In the musicality of the text, in the rhythm of the language, we hear the drama of Aaron’s sons being consumed by the fire as a consequence for them bringing “foreign fire,” something of their own and not according to the procedures that God has just prescribed.  We hear the tension peak with Moses’ rebuke to Aaron, “This is what God meant when God said ‘Through those near to Me I show Myself holy, And assert My authority before all the people’” (Leviticus 10:30) Then the verse ends with the sentence: Vayidom Aharon.  A succinct sentence, with a quieting “mm” sound in the middle, it breaks the tension, and bringing to our ears an abrupt silence at the end of the story.

This text fills me with questions, but no answers.

Did Moses intend to silence Aaron?  Did Moses’ rebuke shut Aaron down?  Was Aaron speechless from emotion, but loud with his presence?
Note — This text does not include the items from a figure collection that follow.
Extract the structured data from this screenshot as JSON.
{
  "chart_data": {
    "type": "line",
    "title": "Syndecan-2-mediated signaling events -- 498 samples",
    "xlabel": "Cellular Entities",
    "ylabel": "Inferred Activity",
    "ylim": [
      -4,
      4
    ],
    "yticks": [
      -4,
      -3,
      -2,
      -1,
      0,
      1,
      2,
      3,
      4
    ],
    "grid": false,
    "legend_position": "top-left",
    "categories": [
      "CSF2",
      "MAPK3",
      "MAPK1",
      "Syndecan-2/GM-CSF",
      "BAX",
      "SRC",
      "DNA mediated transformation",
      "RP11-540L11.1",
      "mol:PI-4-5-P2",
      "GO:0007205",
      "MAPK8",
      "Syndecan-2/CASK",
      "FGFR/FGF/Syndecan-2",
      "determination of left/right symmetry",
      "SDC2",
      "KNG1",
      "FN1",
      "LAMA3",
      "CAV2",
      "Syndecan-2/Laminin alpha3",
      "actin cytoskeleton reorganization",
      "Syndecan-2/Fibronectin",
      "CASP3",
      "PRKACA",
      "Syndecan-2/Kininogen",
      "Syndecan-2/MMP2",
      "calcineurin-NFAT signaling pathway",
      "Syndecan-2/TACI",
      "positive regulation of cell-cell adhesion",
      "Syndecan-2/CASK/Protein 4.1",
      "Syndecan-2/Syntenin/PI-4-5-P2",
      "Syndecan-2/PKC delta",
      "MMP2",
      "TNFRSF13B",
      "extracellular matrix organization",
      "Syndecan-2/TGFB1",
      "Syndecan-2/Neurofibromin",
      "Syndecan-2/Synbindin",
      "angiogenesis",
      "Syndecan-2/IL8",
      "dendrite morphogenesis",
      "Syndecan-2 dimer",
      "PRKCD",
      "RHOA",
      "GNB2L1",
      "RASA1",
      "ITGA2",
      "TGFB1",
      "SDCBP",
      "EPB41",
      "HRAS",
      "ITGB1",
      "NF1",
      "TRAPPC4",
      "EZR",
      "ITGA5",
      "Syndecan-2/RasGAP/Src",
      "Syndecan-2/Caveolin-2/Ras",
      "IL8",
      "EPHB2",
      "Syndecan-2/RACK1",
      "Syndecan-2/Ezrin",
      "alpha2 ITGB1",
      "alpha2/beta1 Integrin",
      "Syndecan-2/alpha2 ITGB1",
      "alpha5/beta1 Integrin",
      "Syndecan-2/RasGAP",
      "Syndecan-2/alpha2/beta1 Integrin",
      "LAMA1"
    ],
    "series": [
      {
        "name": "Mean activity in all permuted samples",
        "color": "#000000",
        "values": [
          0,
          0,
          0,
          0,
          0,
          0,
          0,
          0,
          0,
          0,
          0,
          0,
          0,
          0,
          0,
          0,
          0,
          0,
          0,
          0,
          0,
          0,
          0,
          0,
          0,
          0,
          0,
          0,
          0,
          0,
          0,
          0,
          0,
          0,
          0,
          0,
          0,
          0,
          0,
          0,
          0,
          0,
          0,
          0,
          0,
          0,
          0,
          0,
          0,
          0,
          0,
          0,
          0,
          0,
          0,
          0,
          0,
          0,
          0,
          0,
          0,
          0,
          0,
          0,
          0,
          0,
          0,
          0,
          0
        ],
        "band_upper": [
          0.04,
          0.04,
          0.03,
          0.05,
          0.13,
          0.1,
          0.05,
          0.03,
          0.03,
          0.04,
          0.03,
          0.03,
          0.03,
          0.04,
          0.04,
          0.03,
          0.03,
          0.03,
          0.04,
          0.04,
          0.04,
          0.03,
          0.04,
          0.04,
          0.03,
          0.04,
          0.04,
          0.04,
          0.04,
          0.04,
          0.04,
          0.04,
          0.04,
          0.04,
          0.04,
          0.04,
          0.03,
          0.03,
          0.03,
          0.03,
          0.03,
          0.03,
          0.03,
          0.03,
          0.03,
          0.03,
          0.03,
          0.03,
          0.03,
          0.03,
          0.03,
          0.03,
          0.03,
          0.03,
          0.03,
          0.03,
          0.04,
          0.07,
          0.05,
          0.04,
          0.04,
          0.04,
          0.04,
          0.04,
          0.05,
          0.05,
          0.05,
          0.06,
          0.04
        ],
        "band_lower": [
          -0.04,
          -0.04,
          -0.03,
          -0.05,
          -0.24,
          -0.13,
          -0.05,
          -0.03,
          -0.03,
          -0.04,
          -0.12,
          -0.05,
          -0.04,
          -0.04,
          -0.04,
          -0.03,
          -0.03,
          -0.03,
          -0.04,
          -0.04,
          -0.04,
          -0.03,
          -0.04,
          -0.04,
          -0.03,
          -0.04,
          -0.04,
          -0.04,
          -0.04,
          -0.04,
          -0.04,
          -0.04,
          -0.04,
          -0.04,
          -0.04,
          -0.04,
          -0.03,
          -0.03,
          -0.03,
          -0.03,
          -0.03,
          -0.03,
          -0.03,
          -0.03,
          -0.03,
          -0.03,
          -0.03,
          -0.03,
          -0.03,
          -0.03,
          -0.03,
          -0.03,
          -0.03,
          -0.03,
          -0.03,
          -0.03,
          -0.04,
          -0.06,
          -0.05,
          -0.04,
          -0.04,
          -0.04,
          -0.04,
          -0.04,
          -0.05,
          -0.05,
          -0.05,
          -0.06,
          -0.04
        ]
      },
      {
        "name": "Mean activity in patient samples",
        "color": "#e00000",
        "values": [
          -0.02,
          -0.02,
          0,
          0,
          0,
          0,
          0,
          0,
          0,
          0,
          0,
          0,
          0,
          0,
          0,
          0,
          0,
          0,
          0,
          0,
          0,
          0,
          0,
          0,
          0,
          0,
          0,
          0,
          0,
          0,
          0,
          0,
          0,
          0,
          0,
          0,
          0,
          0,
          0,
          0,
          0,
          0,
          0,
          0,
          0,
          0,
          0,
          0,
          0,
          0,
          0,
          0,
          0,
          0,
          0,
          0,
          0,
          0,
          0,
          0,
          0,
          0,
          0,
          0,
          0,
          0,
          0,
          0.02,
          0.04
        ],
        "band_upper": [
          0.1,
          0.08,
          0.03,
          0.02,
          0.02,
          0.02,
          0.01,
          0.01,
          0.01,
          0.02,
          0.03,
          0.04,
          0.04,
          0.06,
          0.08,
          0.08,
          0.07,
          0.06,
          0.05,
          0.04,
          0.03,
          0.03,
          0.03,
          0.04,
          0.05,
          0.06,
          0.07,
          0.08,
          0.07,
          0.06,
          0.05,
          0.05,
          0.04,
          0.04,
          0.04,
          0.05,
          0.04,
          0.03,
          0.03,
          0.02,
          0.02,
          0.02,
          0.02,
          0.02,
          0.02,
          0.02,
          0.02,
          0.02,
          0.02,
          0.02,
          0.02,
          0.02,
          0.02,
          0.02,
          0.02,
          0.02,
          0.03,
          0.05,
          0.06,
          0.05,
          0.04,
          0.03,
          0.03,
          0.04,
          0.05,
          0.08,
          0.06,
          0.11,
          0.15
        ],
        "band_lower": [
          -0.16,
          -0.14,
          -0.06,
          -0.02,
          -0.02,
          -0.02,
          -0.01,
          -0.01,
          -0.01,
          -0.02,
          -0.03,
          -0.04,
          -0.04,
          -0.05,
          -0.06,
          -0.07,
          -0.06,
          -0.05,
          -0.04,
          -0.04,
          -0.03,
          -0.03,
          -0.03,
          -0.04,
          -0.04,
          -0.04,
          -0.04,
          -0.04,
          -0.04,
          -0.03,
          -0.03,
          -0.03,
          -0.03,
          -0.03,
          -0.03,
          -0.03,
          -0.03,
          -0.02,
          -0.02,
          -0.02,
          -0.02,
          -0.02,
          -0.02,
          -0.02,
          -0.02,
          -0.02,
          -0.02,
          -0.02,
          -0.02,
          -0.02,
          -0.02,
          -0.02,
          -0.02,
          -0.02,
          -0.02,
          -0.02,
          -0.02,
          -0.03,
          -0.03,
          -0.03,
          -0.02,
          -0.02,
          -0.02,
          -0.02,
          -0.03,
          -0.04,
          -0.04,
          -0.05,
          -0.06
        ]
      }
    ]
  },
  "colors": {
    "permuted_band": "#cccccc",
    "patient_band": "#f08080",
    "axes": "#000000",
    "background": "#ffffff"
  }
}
Did Aaron feel shame for his sons’ behavior and therefore unable to speak?

Did Aaron realize that moment was not an appropriate context in which to express his sense of loss and save it for another time?  Is the text suggesting to us that Aaron kept his feelings quiet in the public space and mourned later on his own?

What are the things that silence us in our lives?  When are we too embarrassed to show our emotions? When do we feel too ashamed to speak? When do we quiet our own voices because we have devalued the worth of what we have to say?

And, when do we silence others by redirecting the conversation? By attacking their ideas? By not really listening or caring to what they have to say?

One of my teachers at a seminar I attended this week suggested that rich texts like the Biblical verses mentioned, allow for multiple interpretations.  He taught us that we can challenge and support ideas with the text itself, and that in doing so, we give the text a voice.

Eventually, I found teachers who would help me release my voice.  I found people who valued what I had to say and encouraged me to continue voicing my thoughts.

Help me to give this text a voice too.  Listen to it.  When this text speaks, I hear the silence of Aaron’s suffering.  Listen.  What do you hear?